Convicted of racketeering conspiracy were alleged mob boss James Marcello, 65; alleged mob capo Joseph "Joey the Clown" Lombardo, 78; convicted loan shark Frank Calabrese Sr., 70, and convicted jewel thief Paul Schiro, 70.

Marcello was also convicted of gambling charges and obstruction of justice. Calabrese was found guilty of bookmaking and extortion. Lombardo was convicted of obstruction of justice.

Each of the men is accused of direct involvement in at least one murder.

If any defendant is determined to be responsible for a murder, jurors must decide whether the killing "was accompanied by exceptionally brutal and heinous behavior indicative of wanton cruelty." Federal law calls for a life prison sentence in such cases.

Prosecutors and defense attorneys will get to address the jury before it begins what amounts to a second round of deliberations.

It may also be left to jurors to decide whether the defendants should be forced to pay a forfeiture. Federal prosecutors want the defendants to forfeit $10 million, total.

The defendants watched pokerfaced as the clerk read the verdicts in U.S. District Judge James B. Zagel's courtroom.

Doyle, the only defendant allowed to remain free on bond during the trial, was taken into custody on Zagel's orders minutes after the verdict. The judge set a Wednesday hearing on Doyle's claim that he should be allowed to remain free on bond because of his wife's frail health.

From the start, prosecutors asked the jurors to forget what they learned from "The Godfather" movies, but the testimony that followed was fit for a Hollywood script.

Witnesses described former friends being blindly lured to their deaths, the relentless squeezing of a mob bookie and a pizza restaurant operator for thousands of dollars in "street tax," and clandestine rituals where "made guys" had their fingers cut and were required to take an oath while holding burning religious pictures.

The government's star witness was Nicholas Calabrese, an admitted hit man who cooperated with prosecutors in the hopes of avoiding a death sentence. He said his brother, Frank Calabrese, ran a loan sharking business and specialized in strangling victims with a rope, then cutting their throats to make sure they were dead.

Frank Calabrese admitted in court that he associated with mobsters, but denied being one himself.

Yet his brother described a 1983 killing in which the two blasted away on a Cicero street, killing two.

"In my mind, I knew I had to do this because if I didn't, my brother would have flattened me," Nicholas Calabrese testified. "I would have been left there."

Frank Calabrese's own son helped the FBI tape conversations with his father while both were serving time for a loan-sharking conviction. In court, the son translated for jurors: When his father tells him to "keep 10 boxes of Spam ham, 'He's telling me to keep $1,000 a month for myself,"' he said.

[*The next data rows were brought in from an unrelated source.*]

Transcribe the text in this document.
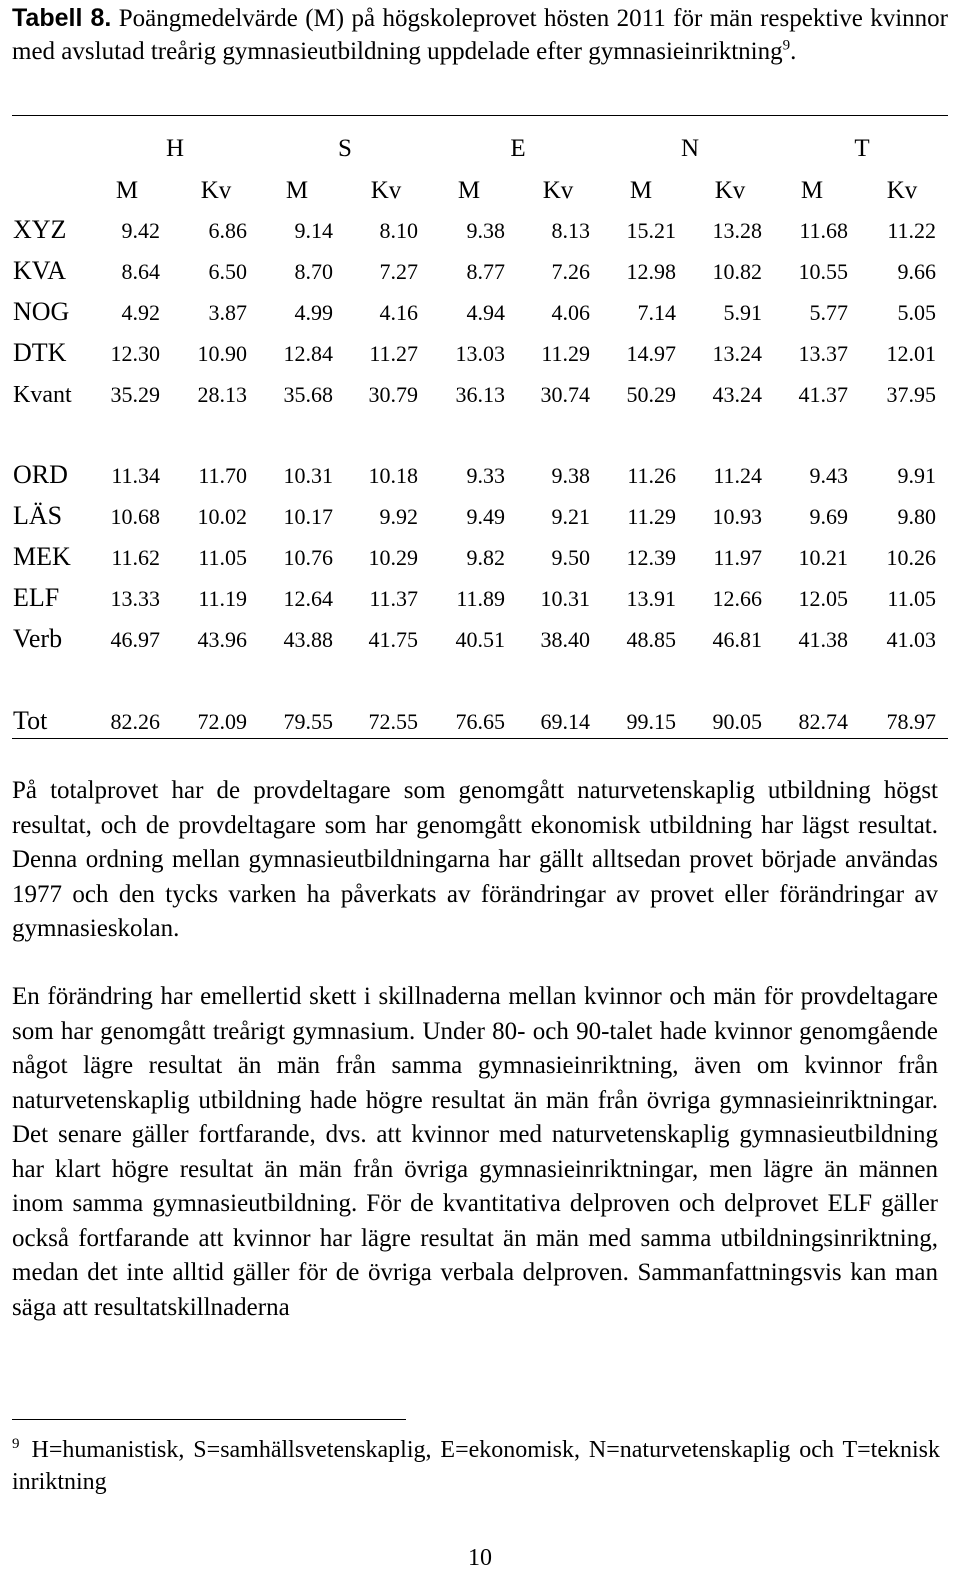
Tabell 8. Poängmedelvärde (M) på högskoleprovet hösten 2011 för män respektive kvinnor med avslutad treårig gymnasieutbildning uppdelade efter gymnasieinriktning$^9$.

H	S	E	N	T
M	Kv M	Kv M	Kv M	Kv M	Kv
XYZ	9.42	6.86	9.14	8.10	9.38	8.13	15.21	13.28	11.68	11.22
KVA	8.64	6.50	8.70	7.27	8.77	7.26	12.98	10.82	10.55	9.66
NOG	4.92	3.87	4.99	4.16	4.94	4.06	7.14	5.91	5.77	5.05
DTK	12.30	10.90	12.84	11.27	13.03	11.29	14.97	13.24	13.37	12.01
Kvant	35.29	28.13	35.68	30.79	36.13	30.74	50.29	43.24	41.37	37.95
ORD	11.34	11.70	10.31	10.18	9.33	9.38	11.26	11.24	9.43	9.91
LÄS	10.68	10.02	10.17	9.92	9.49	9.21	11.29	10.93	9.69	9.80
MEK	11.62	11.05	10.76	10.29	9.82	9.50	12.39	11.97	10.21	10.26
ELF	13.33	11.19	12.64	11.37	11.89	10.31	13.91	12.66	12.05	11.05
Verb	46.97	43.96	43.88	41.75	40.51	38.40	48.85	46.81	41.38	41.03
Tot	82.26	72.09	79.55	72.55	76.65	69.14	99.15	90.05	82.74	78.97

På totalprovet har de provdeltagare som genomgått naturvetenskaplig utbildning högst resultat, och de provdeltagare som har genomgått ekonomisk utbildning har lägst resultat. Denna ordning mellan gymnasieutbildningarna har gällt alltsedan provet började användas 1977 och den tycks varken ha påverkats av förändringar av provet eller förändringar av gymnasieskolan.

En förändring har emellertid skett i skillnaderna mellan kvinnor och män för provdeltagare som har genomgått treårigt gymnasium. Under 80- och 90-talet hade kvinnor genomgående något lägre resultat än män från samma gymnasieinriktning, även om kvinnor från naturvetenskaplig utbildning hade högre resultat än män från övriga gymnasieinriktningar. Det senare gäller fortfarande, dvs. att kvinnor med naturvetenskaplig gymnasieutbildning har klart högre resultat än män från övriga gymnasieinriktningar, men lägre än männen inom samma gymnasieutbildning. För de kvantitativa delproven och delprovet ELF gäller också fortfarande att kvinnor har lägre resultat än män med samma utbildningsinriktning, medan det inte alltid gäller för de övriga verbala delproven. Sammanfattningsvis kan man säga att resultatskillnaderna

$^9$ H=humanistisk, S=samhällsvetenskaplig, E=ekonomisk, N=naturvetenskaplig och T=teknisk inriktning

10
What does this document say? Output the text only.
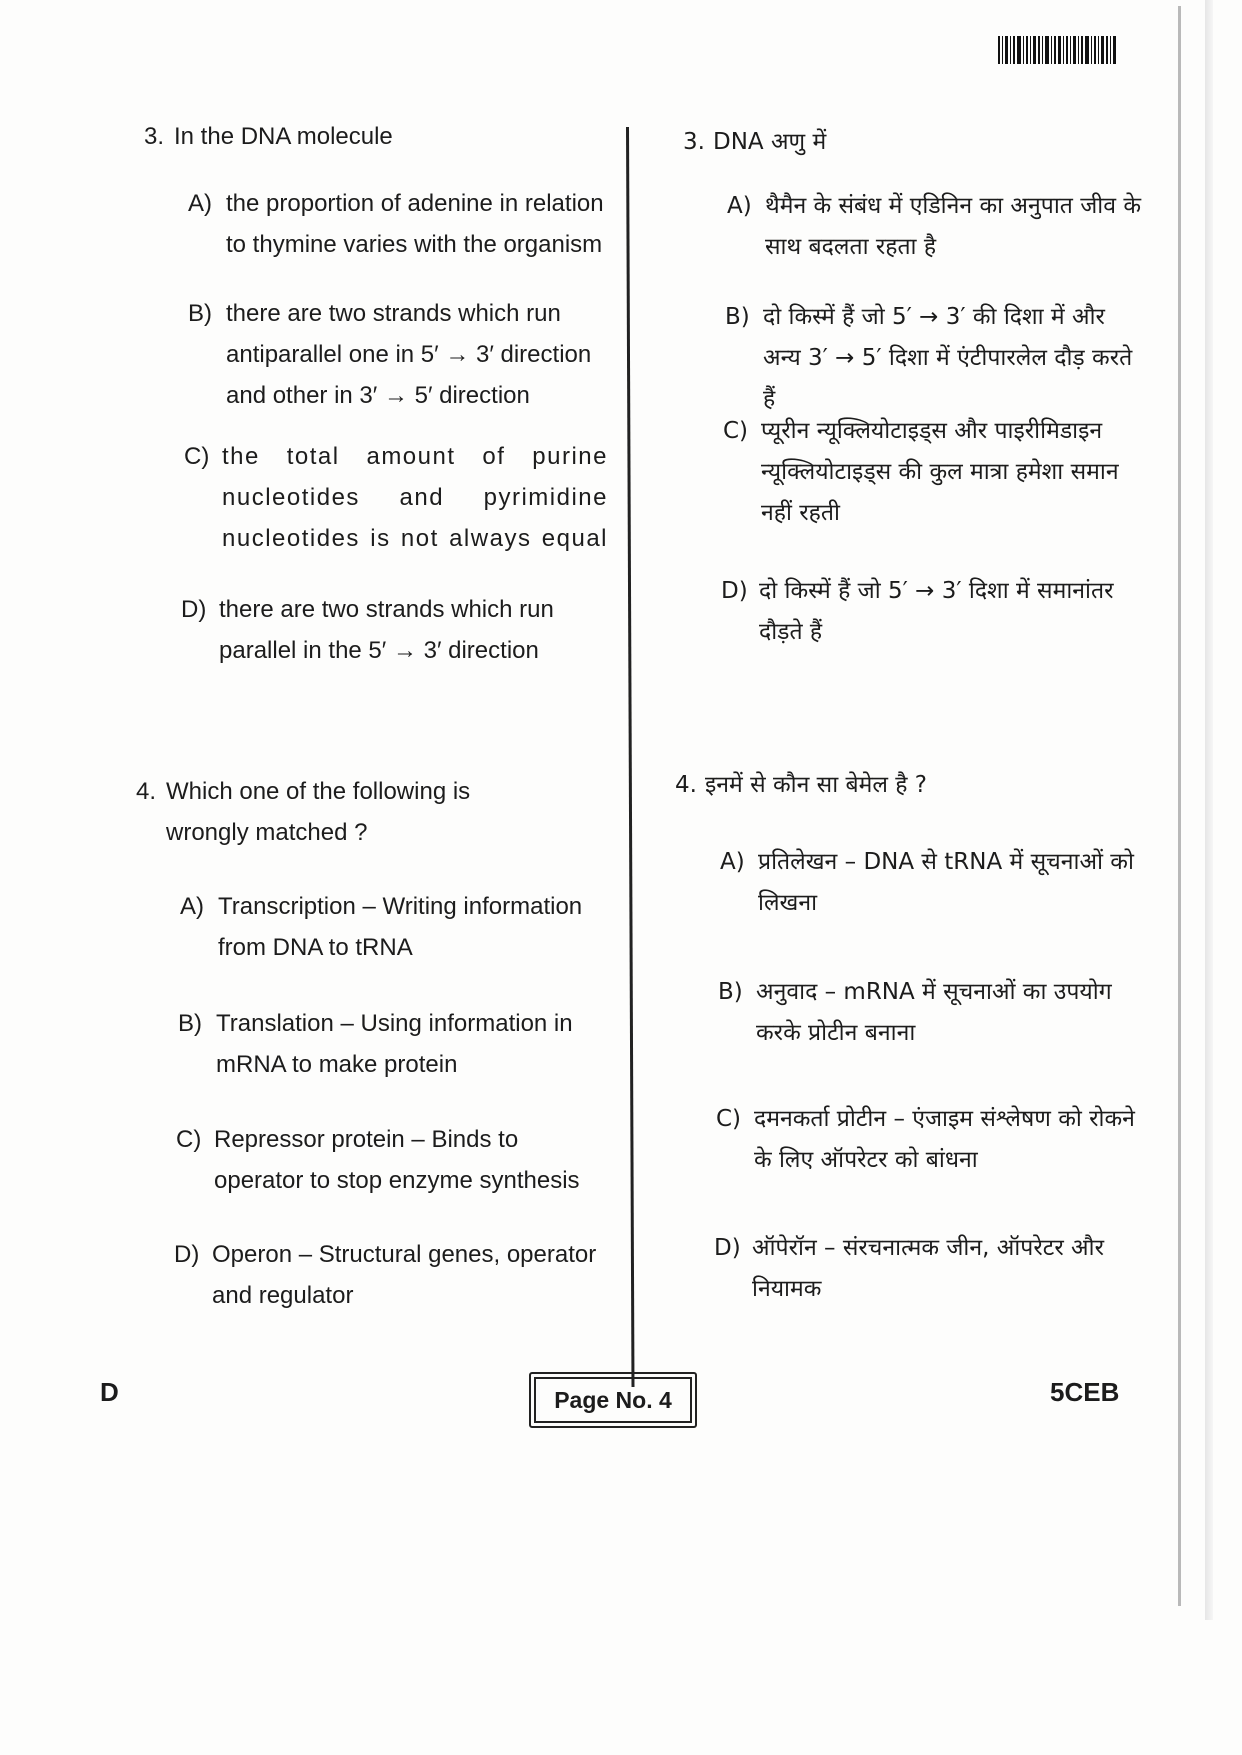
3. In the DNA molecule
A) the proportion of adenine in relation to thymine varies with the organism
B) there are two strands which run antiparallel one in 5′ → 3′ direction and other in 3′ → 5′ direction
C) the total amount of purine nucleotides and pyrimidine nucleotides is not always equal
D) there are two strands which run parallel in the 5′ → 3′ direction
4. Which one of the following is wrongly matched ?
A) Transcription – Writing information from DNA to tRNA
B) Translation – Using information in mRNA to make protein
C) Repressor protein – Binds to operator to stop enzyme synthesis
D) Operon – Structural genes, operator and regulator
3. DNA अणु में
A) थैमैन के संबंध में एडिनिन का अनुपात जीव के साथ बदलता रहता है
B) दो किस्में हैं जो 5′ → 3′ की दिशा में और अन्य 3′ → 5′ दिशा में एंटीपारलेल दौड़ करते हैं
C) प्यूरीन न्यूक्लियोटाइड्स और पाइरीमिडाइन न्यूक्लियोटाइड्स की कुल मात्रा हमेशा समान नहीं रहती
D) दो किस्में हैं जो 5′ → 3′ दिशा में समानांतर दौड़ते हैं
4. इनमें से कौन सा बेमेल है ?
A) प्रतिलेखन – DNA से tRNA में सूचनाओं को लिखना
B) अनुवाद – mRNA में सूचनाओं का उपयोग करके प्रोटीन बनाना
C) दमनकर्ता प्रोटीन – एंजाइम संश्लेषण को रोकने के लिए ऑपरेटर को बांधना
D) ऑपेरॉन – संरचनात्मक जीन, ऑपरेटर और नियामक
D	Page No. 4	5CEB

In Spilotro's case, witnesses testified that mob higher-ups were enraged at him for making side deals with the potential to attract federal investigators. It seemed he was also having a love affair with another mobster's wife.

Frank Calebrese's attorney, Joseph Lopez, had urged jurors not to trust his client's brother.

"He would shoot you in the head over cold ravioli," Lopez declared.